The boards of both FTSE housebuilders have recommended the all-share combination, which they said would bring together complementary brands and achieve significant cost savings.
The offer by Barratt comes as both companies navigate a brutal downturn in new home sales caused by higher mortgage rates squeezing prospective buyers.
Housebuilders across the country have cut costs and slowed land buying as their profit and output plummet. Wednesday’s deal marks the first move to consolidate by two big national developers since the market soured. Vistry struck a £1.25bn deal to buy Countryside in 2022.
Barratt chief executive David Thomas, who would lead the combined group, said the deal would “bring together two highly complementary companies, creating an exceptional homebuilder”.
Barratt shares fell 4 per cent in early trading, while Redrow’s climbed 11 per cent.
The companies said the Redrow brand, which focuses on larger, high-quality homes for more affluent buyers, would continue as part of Barratt, which already operates the David Wilson Homes brand, which it bought in 2007, alongside Barratt Homes. Redrow chief executive Matthew Pratt will continue to lead the brand and join the board.
The combined group would be renamed Barratt Redrow and build roughly 22,000 homes a year, based on the two companies’ current performance. The companies said they expected annual cost savings of £90mn, with the combined group having revenues of £7.5bn.
Steve Morgan, who founded Redrow as a small contractor focused on drainage in 1974 and is still its largest shareholder with a 16 per cent stake, has agreed to support the deal. Morgan said he hoped the larger group would “accelerate the delivery of much-needed homes across the UK”.
A major donor to the Tories under Boris Johnson, Morgan attacked the government in an interview last spring over concessions to anti-development MPs, saying “it’s like the government wants to destroy the industry”.

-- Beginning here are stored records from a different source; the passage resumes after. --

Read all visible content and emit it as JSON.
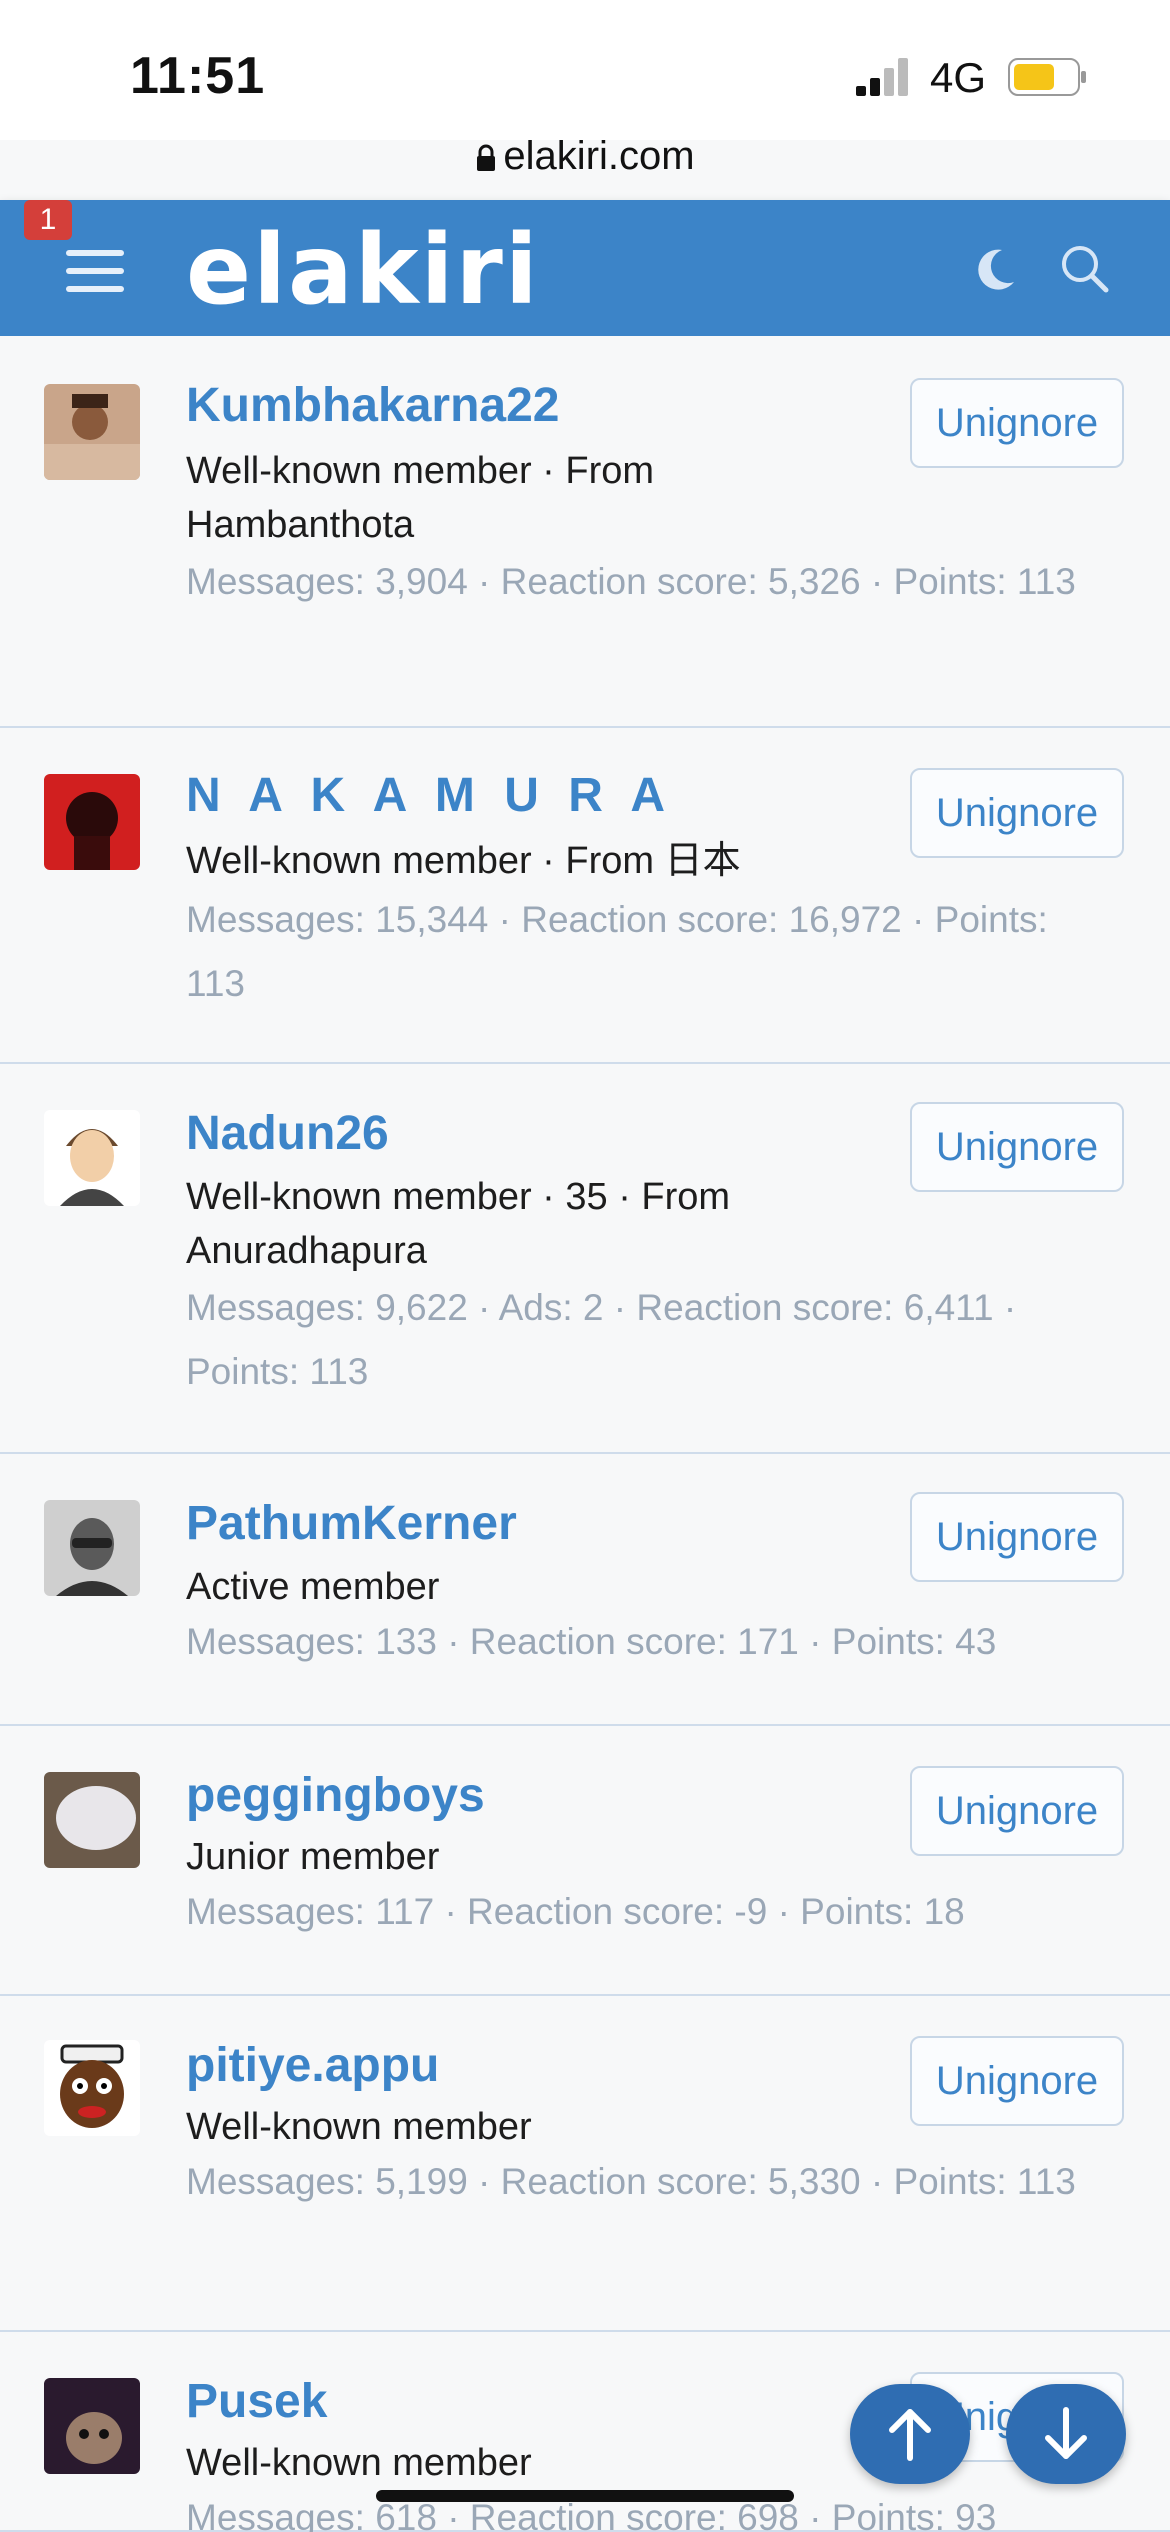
{
  "status_bar": {
    "time": "11:51",
    "network": "4G"
  },
  "browser": {
    "url": "elakiri.com"
  },
  "header": {
    "logo": "elakiri",
    "notification_count": "1"
  },
  "members": [
    {
      "name": "Kumbhakarna22",
      "info": "Well-known member · From Hambanthota",
      "stats": "Messages: 3,904 · Reaction score: 5,326 · Points: 113",
      "action": "Unignore"
    },
    {
      "name": "N A K A M U R A",
      "info": "Well-known member · From 日本",
      "stats": "Messages: 15,344 · Reaction score: 16,972 · Points: 113",
      "action": "Unignore"
    },
    {
      "name": "Nadun26",
      "info": "Well-known member · 35 · From Anuradhapura",
      "stats": "Messages: 9,622 · Ads: 2 · Reaction score: 6,411 · Points: 113",
      "action": "Unignore"
    },
    {
      "name": "PathumKerner",
      "info": "Active member",
      "stats": "Messages: 133 · Reaction score: 171 · Points: 43",
      "action": "Unignore"
    },
    {
      "name": "peggingboys",
      "info": "Junior member",
      "stats": "Messages: 117 · Reaction score: -9 · Points: 18",
      "action": "Unignore"
    },
    {
      "name": "pitiye.appu",
      "info": "Well-known member",
      "stats": "Messages: 5,199 · Reaction score: 5,330 · Points: 113",
      "action": "Unignore"
    },
    {
      "name": "Pusek",
      "info": "Well-known member",
      "stats": "Messages: 618 · Reaction score: 698 · Points: 93",
      "action": "Unignore"
    }
  ],
  "colors": {
    "accent": "#3c84c8",
    "header_bg": "#3c84c8",
    "badge": "#d43f3a",
    "muted": "#9aa7b6"
  }
}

The terms of the deal, which still have to be approved by shareholders, offer a 27 per cent premium over Redrow’s Tuesday closing share price.
“The all-share nature of the deal is astute, retaining a robust balance sheet,” said Investec analyst Aynsley Lammin, adding that the companies were “complementary in terms of geographies and product mix”.
Redrow last summer said it would close two of its 14 regional divisions and cut at least 100 jobs to “manage overhead” as sales declined.
Barratt on Wednesday announced its output fell 28 per cent to 6,171 homes in the six months to the end of December. Its pre-tax profit dropped 80 per cent to £95mn, due in part to a one-off additional cost of £62mn related to building safety at “legacy properties”.
Redrow also reported a major slowdown in trading, but both companies said sales had improved in the first weeks of the new year. The deal is expected to close in the second half of the year.